O governo de São Paulo enviou um comunicado oficial às redes de supermercados e grandes comércios sobre a implementação de uma lei que visa prevenir e combater atos de racismo dentro dos estabelecimentos. A medida busca criar um ambiente mais seguro e inclusivo para clientes e também para funcionários.

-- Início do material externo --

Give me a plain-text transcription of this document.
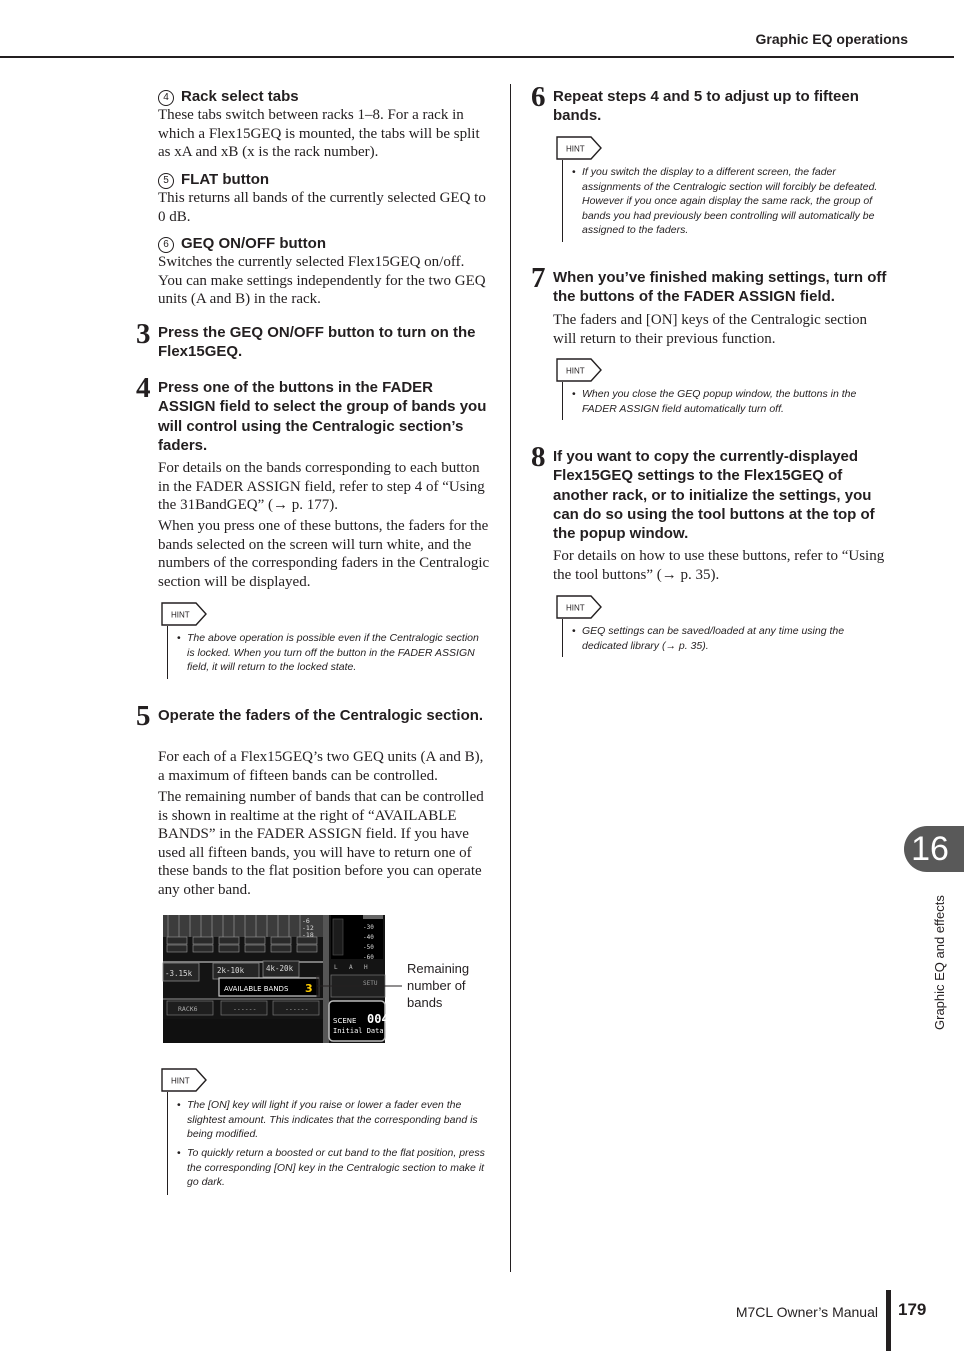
Graphic EQ operations
4 Rack select tabs
These tabs switch between racks 1–8. For a rack in which a Flex15GEQ is mounted, the tabs will be split as xA and xB (x is the rack number).
5 FLAT button
This returns all bands of the currently selected GEQ to 0 dB.
6 GEQ ON/OFF button
Switches the currently selected Flex15GEQ on/off. You can make settings independently for the two GEQ units (A and B) in the rack.
3 Press the GEQ ON/OFF button to turn on the Flex15GEQ.
4 Press one of the buttons in the FADER ASSIGN field to select the group of bands you will control using the Centralogic section’s faders.
For details on the bands corresponding to each button in the FADER ASSIGN field, refer to step 4 of “Using the 31BandGEQ” (→ p. 177).
When you press one of these buttons, the faders for the bands selected on the screen will turn white, and the numbers of the corresponding faders in the Centralogic section will be displayed.
HINT
• The above operation is possible even if the Centralogic section is locked. When you turn off the button in the FADER ASSIGN field, it will return to the locked state.
5 Operate the faders of the Centralogic section.
For each of a Flex15GEQ’s two GEQ units (A and B), a maximum of fifteen bands can be controlled.
The remaining number of bands that can be controlled is shown in realtime at the right of “AVAILABLE BANDS” in the FADER ASSIGN field. If you have used all fifteen bands, you will have to return one of these bands to the flat position before you can operate any other band.
-6
-12
-18
-30
-40
-50
-60
L A H
-3.15k	2k-10k	4k-20k
AVAILABLE BANDS 3
RACK6	------	------
SETU
SCENE 004
Initial Data
Remaining number of bands
HINT
• The [ON] key will light if you raise or lower a fader even the slightest amount. This indicates that the corresponding band is being modified.
• To quickly return a boosted or cut band to the flat position, press the corresponding [ON] key in the Centralogic section to make it go dark.
6 Repeat steps 4 and 5 to adjust up to fifteen bands.
HINT
• If you switch the display to a different screen, the fader assignments of the Centralogic section will forcibly be defeated. However if you once again display the same rack, the group of bands you had previously been controlling will automatically be assigned to the faders.
7 When you’ve finished making settings, turn off the buttons of the FADER ASSIGN field.
The faders and [ON] keys of the Centralogic section will return to their previous function.
HINT
• When you close the GEQ popup window, the buttons in the FADER ASSIGN field automatically turn off.
8 If you want to copy the currently-displayed Flex15GEQ settings to the Flex15GEQ of another rack, or to initialize the settings, you can do so using the tool buttons at the top of the popup window.
For details on how to use these buttons, refer to “Using the tool buttons” (→ p. 35).
HINT
• GEQ settings can be saved/loaded at any time using the dedicated library (→ p. 35).
16
Graphic EQ and effects
M7CL Owner’s Manual 179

Embora a lei não especifique todos os detalhes operacionais, os comerciantes devem seguir orientações de prevenção e resposta aos casos de discriminação. Segundo o site TV Foco, entre as principais exigências estão:
- Atendimento imediato às vítimas, garantindo acolhimento e suporte
- Notificação rápida às autoridades competentes em caso de ocorrência
- Disponibilização de um local reservado para acompanhamento das situações
- Registro de evidências, como câmeras e documentos, para auxiliar investigações
A legislação se aplica não apenas a atos dentro do estabelecimento, mas também a situações em que pessoas sejam impedidas de entrar ou recebam tratamento diferenciado por motivos raciais.
Abrangência e responsabilidade
Supermercados de grande porte, atacadistas e centros comerciais com grande movimento público deverão cumprir a lei. Embora a medida não exija que cada funcionário passe por treinamentos obrigatórios, a adoção de campanhas de conscientização interna é recomendada.
Contexto e objetivo
Ainda segundo o TV Foco, no ano passado, houve um aumento de 20% nos casos de racismo em espaços públicos e privados, o que reforçou a necessidade da adoção de medidas. O governo estatual destaca que a intenção da lei é promover responsabilidade social sem interferir nas operações comerciais dos estabelecimentos.